6) The horizontal distance is 500t. The vertical distance is 7070 ft. The flight path, is the hypotenuse = 50
t2. Use Pythagoras and you will find that the time is 14.14 s. This means the horizontal distance is
7070 – the same as the vertical. Answer: 45o.
7) This one is not too tough. The time to fall is 2.47 s and the time to drive is 6.39s. Answer: 3.9 s.
8) Vertical: 490 = 4.9 t2 and so t = 10 s. Also tan(A) = 490/range = 490/1000 . Answer: A = 26o.
Day 5
 The tug of war illustrates a 2-D force diagram similar to what is needed for questions 1 and 8.
 The pulley question illustrates that with an ideal pulley, the force of tension is equal on both sides
of the pulley. This is needed for question 2.
 The elastic band analysis is an introduction to Hooke’s Law and questions 4 and 11.

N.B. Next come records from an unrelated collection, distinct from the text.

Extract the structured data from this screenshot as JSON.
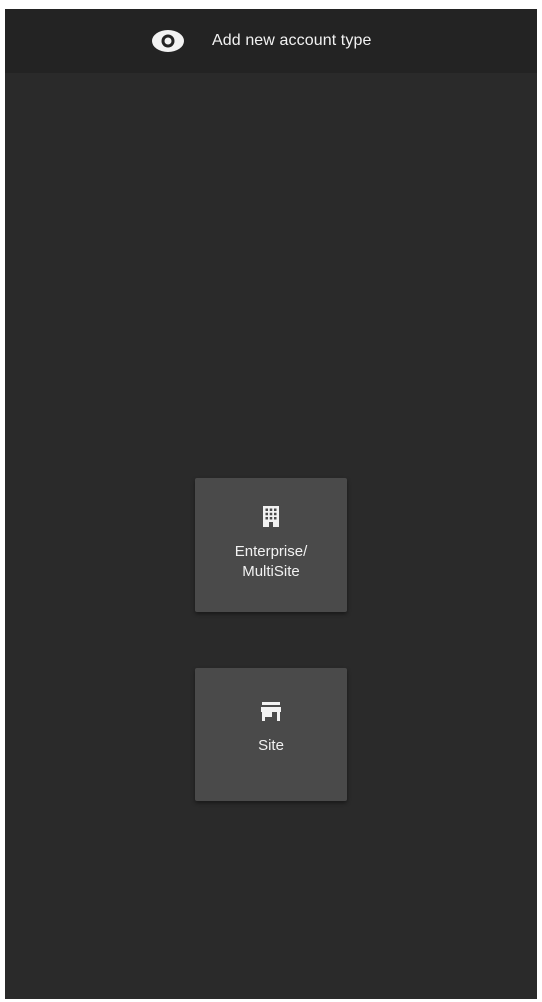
{
  "header": {
    "title": "Add new account type",
    "icon": "eye-icon"
  },
  "options": [
    {
      "label": "Enterprise/\nMultiSite",
      "icon": "building-icon"
    },
    {
      "label": "Site",
      "icon": "store-icon"
    }
  ],
  "colors": {
    "background": "#2a2a2a",
    "header_background": "#232323",
    "card_background": "#4a4a4a",
    "text": "#f2f2f2"
  }
}
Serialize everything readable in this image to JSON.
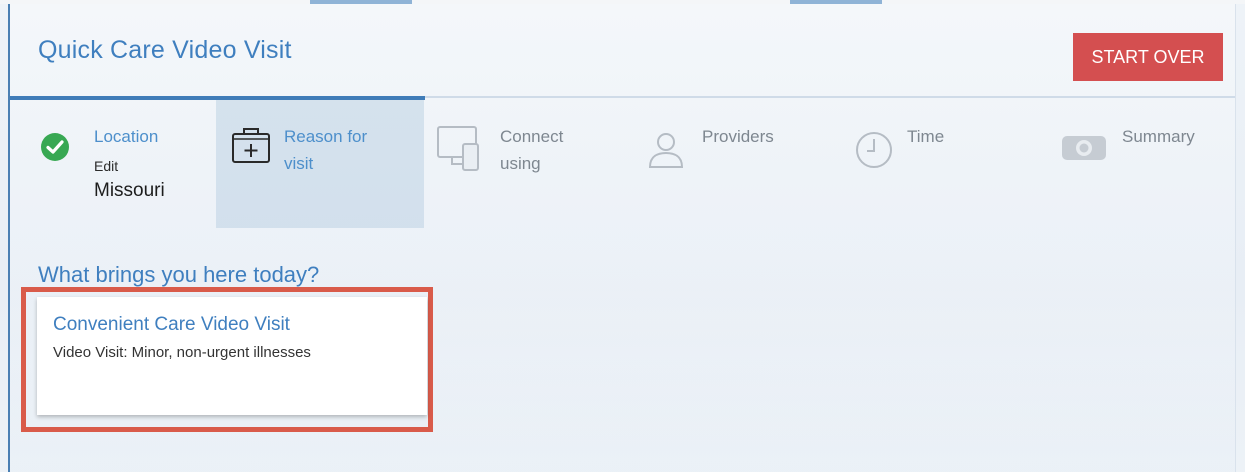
{
  "header": {
    "title": "Quick Care Video Visit",
    "start_over_label": "START OVER"
  },
  "steps": [
    {
      "id": "location",
      "label": "Location",
      "status": "complete",
      "edit_label": "Edit",
      "value": "Missouri",
      "icon": "check-circle-icon"
    },
    {
      "id": "reason",
      "label_line1": "Reason for",
      "label_line2": "visit",
      "status": "active",
      "icon": "medical-kit-icon"
    },
    {
      "id": "connect",
      "label_line1": "Connect",
      "label_line2": "using",
      "status": "pending",
      "icon": "devices-icon"
    },
    {
      "id": "providers",
      "label": "Providers",
      "status": "pending",
      "icon": "person-icon"
    },
    {
      "id": "time",
      "label": "Time",
      "status": "pending",
      "icon": "clock-icon"
    },
    {
      "id": "summary",
      "label": "Summary",
      "status": "pending",
      "icon": "camera-icon"
    }
  ],
  "main": {
    "question": "What brings you here today?",
    "options": [
      {
        "title": "Convenient Care Video Visit",
        "description": "Video Visit: Minor, non-urgent illnesses"
      }
    ]
  },
  "colors": {
    "brand_blue": "#3f7fbf",
    "start_over_red": "#d44f50",
    "highlight_red": "#d95b4a",
    "check_green": "#38a853"
  }
}
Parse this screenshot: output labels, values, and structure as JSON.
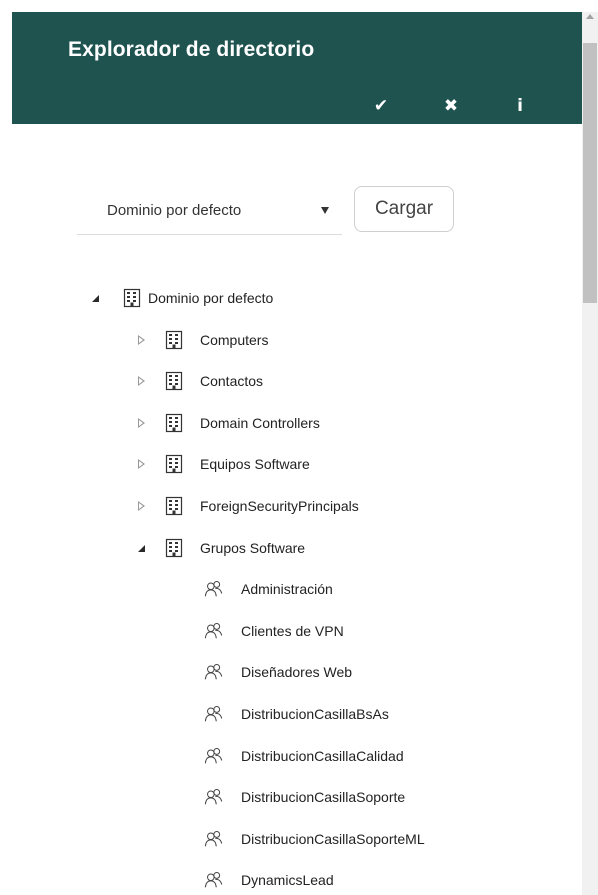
{
  "header": {
    "title": "Explorador de directorio",
    "actions": [
      {
        "icon": "check-icon",
        "glyph": "✔"
      },
      {
        "icon": "close-icon",
        "glyph": "✖"
      },
      {
        "icon": "info-icon",
        "glyph": "i"
      }
    ]
  },
  "domain_select": {
    "value": "Dominio por defecto"
  },
  "load_button": {
    "label": "Cargar"
  },
  "tree": {
    "root": {
      "label": "Dominio por defecto",
      "expanded": true,
      "icon": "building-icon"
    },
    "ous": [
      {
        "label": "Computers",
        "expanded": false,
        "icon": "building-icon"
      },
      {
        "label": "Contactos",
        "expanded": false,
        "icon": "building-icon"
      },
      {
        "label": "Domain Controllers",
        "expanded": false,
        "icon": "building-icon"
      },
      {
        "label": "Equipos Software",
        "expanded": false,
        "icon": "building-icon"
      },
      {
        "label": "ForeignSecurityPrincipals",
        "expanded": false,
        "icon": "building-icon"
      },
      {
        "label": "Grupos Software",
        "expanded": true,
        "icon": "building-icon"
      }
    ],
    "groups": [
      {
        "label": "Administración",
        "icon": "group-icon"
      },
      {
        "label": "Clientes de VPN",
        "icon": "group-icon"
      },
      {
        "label": "Diseñadores Web",
        "icon": "group-icon"
      },
      {
        "label": "DistribucionCasillaBsAs",
        "icon": "group-icon"
      },
      {
        "label": "DistribucionCasillaCalidad",
        "icon": "group-icon"
      },
      {
        "label": "DistribucionCasillaSoporte",
        "icon": "group-icon"
      },
      {
        "label": "DistribucionCasillaSoporteML",
        "icon": "group-icon"
      },
      {
        "label": "DynamicsLead",
        "icon": "group-icon"
      }
    ]
  },
  "colors": {
    "header_bg": "#1f5350",
    "header_text": "#ffffff"
  }
}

 The ladder question introduces the idea of torque and is needed for questions 3 and 7. If an object
is in equilibrium, the torques as well as the forces must be balanced. Torque is r X F. The floor has
a normal force equal to the weight which acts at the centre of mass. The normal force from the wall
counters the torque that these produce. The floor’s is needed to balance the wall’s normal force.
Draw force diagrams!!!!
1) The tension acts along the rope in both directions. The horizontal components cancel. The vertical
components add and must each support half of the weight. Use trigonometry to find the tension.
Answer: 1.2 kN
2) Pulley C has 2F down and so must have 2F up. B has 2400 down and F, F and 2F up. Therefore 4F
= 2400. Answer: 600N
3) The corner acts as a pivot point where the torques must be balanced. Two ducks provide 4*6 kg
one way and the board provides 1*5kg the other way. The difference is provided by Huey, x*3kg.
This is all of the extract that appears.